Cela ne va pas bien pour Olaf Scholz. La situation du nouveau chancelier, moins de six mois après sa prise de fonctions le 8 décembre 2021, pose plus de questions qu’elle n‘en résoud. Son parti, le SPD, a perdu les élections régionales au Schleswig-Holstein le 8 mai et en Rhénanie du Nord-Westphalie le 15 mai. Dans ces deux Länder les sociaux-démocrates ont obtenu leurs plus mauvais résultats depuis 1947 avec 16% des suffrages (27,2% en 2017) dans le premier et 26,7% (31,2% en 2017) dans le second. Les ministres-présidents sortants de la CDU, Daniel Günther et Hendrik Wüst, ont réussi à augmenter leurs scores respectifs en recueillant 43,3% des voix (32% en 2017) à Kiel et 35,7% (33% en 2017) à Düsseldorf, alors que leurs alliés, les libéraux du FDP, partenaires de choix dans les deux Länder, ont subi des pertes importantes en obtenant respectivement 6,4% des suffrages (11,5% en 2017) et 5,9% (12,6% en 2017). Les Verts, en revanche, sortent également gagnants des deux scrutins. A Kiel, où ils participent à une coalition dite „Jamaïque“ avec la CDU (noir) et le FDP (jaune), ils ont augmenté leur score à 18,3% (12,9% en 2017). A Düsseldorf, ils ont presque triplé leur résultat, passant de 6,4% en 2017 à 18,2%. Les chefs de file régionaux du SPD n‘ont pas su convaincre, le soutien du chancelier ne leur a offert aucun avantage.

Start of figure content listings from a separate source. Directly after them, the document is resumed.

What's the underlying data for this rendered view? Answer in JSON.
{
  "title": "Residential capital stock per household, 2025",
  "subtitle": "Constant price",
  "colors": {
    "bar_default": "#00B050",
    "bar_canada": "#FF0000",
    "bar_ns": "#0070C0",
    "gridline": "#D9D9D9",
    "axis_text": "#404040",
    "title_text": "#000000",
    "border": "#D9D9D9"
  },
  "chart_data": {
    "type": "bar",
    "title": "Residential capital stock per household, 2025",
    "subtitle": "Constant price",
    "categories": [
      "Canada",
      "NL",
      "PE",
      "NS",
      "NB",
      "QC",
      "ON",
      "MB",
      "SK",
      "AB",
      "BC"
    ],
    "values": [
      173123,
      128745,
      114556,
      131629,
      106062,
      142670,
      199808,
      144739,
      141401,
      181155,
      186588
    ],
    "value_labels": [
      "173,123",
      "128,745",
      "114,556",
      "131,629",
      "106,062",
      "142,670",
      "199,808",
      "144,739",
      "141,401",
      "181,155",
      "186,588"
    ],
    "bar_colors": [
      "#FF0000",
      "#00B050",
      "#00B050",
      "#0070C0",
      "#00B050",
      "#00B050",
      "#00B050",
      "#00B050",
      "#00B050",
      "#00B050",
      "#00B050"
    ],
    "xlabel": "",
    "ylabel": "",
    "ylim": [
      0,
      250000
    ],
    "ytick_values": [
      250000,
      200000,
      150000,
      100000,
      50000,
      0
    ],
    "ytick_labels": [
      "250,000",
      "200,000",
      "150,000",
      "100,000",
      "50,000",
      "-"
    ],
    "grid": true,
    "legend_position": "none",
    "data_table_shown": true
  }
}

Désormais, le nouveau chef de la CDU, Friedrich Merz, voit sa position renforcée comme chef de l’opposition au Bundestag face à un chancelier affaibli. Avec les „quadras“ Daniel Günther et Hendrik Wüst, qui viennent de gagner leurs scrutins régionaux en étant reconduits dans leurs fonctions, les chrétiens-démocrates sont en mesure maintenant, peu de temps seulement après leur défaite en 2021, de présenter deux jeunes vainqueurs, prétendants potentiels à la candidature suprême aux prochaines élections nationales en 2025, qui viennent de faire leur preuve. Cette course est ouverte maintenant.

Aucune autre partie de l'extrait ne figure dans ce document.